ZFIN ID: ZDB-PUB-101018-25
The thyroid-disrupting effects of long-term perfluorononanoate exposure on zebrafish (Danio rerio)
Liu, Y., Wang, J., Fang, X., Zhang, H., and Dai, J.
Date: 2011
Source: Ecotoxicology (London, England)   20(1): 47-55 (Journal)
Registered Authors:
Keywords: Perfluorononanoate, Zebrafish, Thyroid-disrupting effects, Long-term, Trans-generational exposure
MeSH Terms:
  • Animals
  • Brain/metabolism
  • Endocrine Disruptors/analysis
  • Endocrine Disruptors/chemistry
  • Endocrine Disruptors/toxicity*
  • Female
  • Fluorocarbons/analysis
  • Fluorocarbons/chemistry
  • Fluorocarbons/toxicity*
  • Gene Expression/drug effects
  • Larva/metabolism
  • Liver/metabolism
  • Male
  • Models, Theoretical
  • RNA, Messenger/metabolism
  • Thyroid Gland/drug effects*
  • Thyroid Gland/pathology
  • Thyroid Hormones/blood
  • Time Factors
  • Zebrafish
PubMed: 20941541 Full text @ Ecotoxicology
Concentrations of perfluorononanoate (PFNA) suggest an obvious increase in the environment, wildlife, and humans. However, the potential toxicity of PFNA still remains to be fully elucidated.
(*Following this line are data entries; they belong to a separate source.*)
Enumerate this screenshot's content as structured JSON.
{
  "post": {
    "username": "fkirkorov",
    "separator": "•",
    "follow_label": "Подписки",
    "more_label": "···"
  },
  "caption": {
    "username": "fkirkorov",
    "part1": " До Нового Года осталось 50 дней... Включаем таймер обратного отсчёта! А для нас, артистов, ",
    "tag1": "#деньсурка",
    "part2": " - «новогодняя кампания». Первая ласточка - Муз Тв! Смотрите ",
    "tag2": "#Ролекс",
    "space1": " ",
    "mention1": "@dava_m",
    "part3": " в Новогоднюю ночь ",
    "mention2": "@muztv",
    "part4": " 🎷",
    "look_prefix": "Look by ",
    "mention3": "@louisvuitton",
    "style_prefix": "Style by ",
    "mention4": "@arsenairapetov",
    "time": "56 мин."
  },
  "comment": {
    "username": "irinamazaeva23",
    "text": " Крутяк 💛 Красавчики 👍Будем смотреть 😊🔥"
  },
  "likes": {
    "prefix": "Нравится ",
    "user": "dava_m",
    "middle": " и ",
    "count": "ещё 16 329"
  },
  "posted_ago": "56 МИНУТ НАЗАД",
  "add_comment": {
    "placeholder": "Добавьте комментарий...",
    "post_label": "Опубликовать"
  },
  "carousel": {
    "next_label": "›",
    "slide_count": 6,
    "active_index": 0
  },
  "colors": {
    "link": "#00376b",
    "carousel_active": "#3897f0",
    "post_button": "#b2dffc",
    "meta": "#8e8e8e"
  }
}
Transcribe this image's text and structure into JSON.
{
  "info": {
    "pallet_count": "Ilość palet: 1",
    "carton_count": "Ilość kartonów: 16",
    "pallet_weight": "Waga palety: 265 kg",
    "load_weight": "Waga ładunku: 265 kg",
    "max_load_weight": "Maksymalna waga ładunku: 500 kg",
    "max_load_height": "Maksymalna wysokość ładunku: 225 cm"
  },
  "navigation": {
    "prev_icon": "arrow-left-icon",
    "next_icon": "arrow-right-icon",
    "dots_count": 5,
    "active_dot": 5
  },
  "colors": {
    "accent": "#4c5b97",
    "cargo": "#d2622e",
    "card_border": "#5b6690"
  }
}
Our present work is directed toward evaluating specific thyroid endpoints, and studying the long-term and the trans-generational effects of PFNA on zebrafish. Zebrafish (Danio rerio) were exposed to different concentrations of PFNA (0, 0.05, 0.1, 0.5, and 1 mg/l) from their early life stages (F(0), 23 day post-fertilization dpf), and the exposure period lasted for 180 days. At the end of the exposure period, thyroid follicle histology and plasma thyroid hormone levels in male zebrafish were evaluated as direct endpoints for the specific thyroid toxicities, while gene expression relative to the hypothalamus-pituitary-thyroid axis was also investigated to study the underlying mechanisms. In addition, offspring embryos (F(1)) from the PFNA exposure parental zebrafish was reared in water either without PFNA or under continual exposure to PFNA for an additional 180 days to investigate effects of multi-generational exposures on the circulating T(3) levels and thyroid-associated gene expression. Our results demonstrate significantly elevated plasma T(3) levels were observed in both F(0) and F(1) adults, as well as PFNA-induced histological changes in the thyroid follicles of F(0) male zebrafish. In the liver, the abundance of gene transcript encoding the protein transthyretin (TTR) was significantly induced, while the expression of UDP-glucuronosyltransferases in F(0) adult males was inhibited. The induced thyroid-disrupting effects also demonstrated a trans-generational effect that was reflected by altered gene expression related to thyroid hormone (TH) synthesis and metabolism in F(1) larvae. Our results provide the first evidence for the thyroid-disrupting effects of long-term PFNA exposure in zebrafish.